Aux USA, une « class action » intentée par des utilisateurs du navigateur Google Chrome accuse Google de violer leur vie privée en continuant de réaliser un tracking même lorsque le mode Incognito est activé.
L’affaire est loin d’être anodine. Car elle met en cause le fonctionnement même des modes de « navigation privée » présents dans les différents navigateurs et connus sous le nom de « Mode Incognito » sous Google Chrome.
Souvent dénommée « Porn Mode », cette fonctionnalité a été créée à l’origine pour permettre aux utilisateurs de naviguer sur Internet sans laisser de traces dans les historiques de leur machine. Officiellement, ce mode permettait à un utilisateur sur une machine partagée au sein d’un foyer d’acheter un cadeau surprise sans que le destinataire ne puisse le découvrir avant l’heure en explorant l’historique de navigation. Plus officieusement, ce mode permettait de naviguer sur les sites pornographiques sans laisser de traces dans les historiques.
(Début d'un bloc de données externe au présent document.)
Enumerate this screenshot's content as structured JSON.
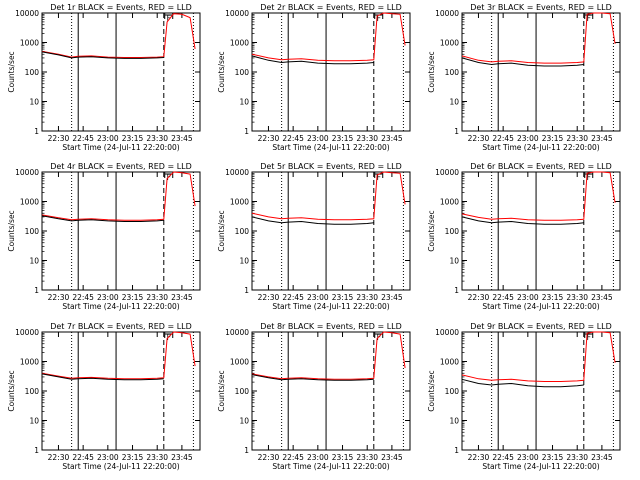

Autrement dit, le mode masque l’activité sur la machine elle-même, mais les serveurs WEB visités continuent eux de fonctionner normalement (et donc d’afficher des publicités et de collecter des données sur l’utilisateur connecté).
Trois utilisateurs américains ont monté une « class action » en juin dernier, accusant Google de « pratiquer un suivi omniprésent des données » et « de collecter toutes sortes de données d’activités personnelles sur le Web même lorsque les utilisateurs tentent de s’en protéger en activant, par exemple, le mode Incognito ».
Pour Google, il a toujours été très clair que ce mode « donne à l’utilisateur le choix de naviguer sur Internet sans que son activité soit enregistrée sur son navigateur ou appareil. Comme nous l’indiquons clairement chaque fois que vous ouvrez un nouvel onglet incognito, les sites Web demeurent en mesure de collecter des informations sur votre activité de navigation pendant votre session ».
L’éditeur américain avait demandé à la justice de laisser tomber l’affaire qui n’avait pas lieu d’être selon lui : « Les plaignants ont explicitement consenti à notre politique de confidentialité et de collecte de données. En outre le mode Incognito ne signifie pas être invisible. Il est clairement précisé que l’activité de l’utilisateur pendant une session Incognito peut être visible par les sites qu’ils visitent, ainsi que par les services d’analyse ou de publicité des sites visités ».
Le problème réside dans la différence entre la perception que les utilisateurs se font du mode Incognito et sa réalité technique.
En fin de semaine dernière, un juge fédéral de San José a rejeté la demande de Google de rejeter l’affaire : « La cour conclut que Google n’a pas notifié les utilisateurs que Google poursuit sa propre collecte de données pendant que l’utilisateur est en mode navigation privée ».
L’éditeur américain a annoncé contester fermement ces affirmations et avoir l’intention de se défendre vigoureusement.
Rappelons que parallèlement Google a annoncé en mars sa volonté de supprimer les cookies tiers de Chrome l’an prochain. Dans un billet de blog, l’auditeur s’engage « à redoubler d’efforts pour développer la Privacy Sandbox, en collaboration avec les secteurs du Web et de la publicité en ligne, pour concevoir des outils innovants afin de protéger l’anonymat des internautes tout en répondant aux besoins des annonceurs et des éditeurs. Certains nous demandent encore si nous allons remplacer les cookies tiers par d’autres identifiants d’utilisateurs, comme d’autres entreprises du secteur de l’adTech prévoient de le faire. Aujourd’hui, nous déclarons explicitement qu’une fois les cookies tiers supprimés, nous ne créerons pas d’autres identifiants afin de suivre les individus lorsqu’ils naviguent sur le Web, et nous ne les utiliserons pas non plus dans nos produits ».
Une initiative diversement saluée, certains y voyant un nouveau moyen pour Google de conserver son monopole sur la publicité Web et la recherche en éliminant les technologies actuelles pour mieux imposer ses propres nouvelles technologies d’analyse des comportements Web.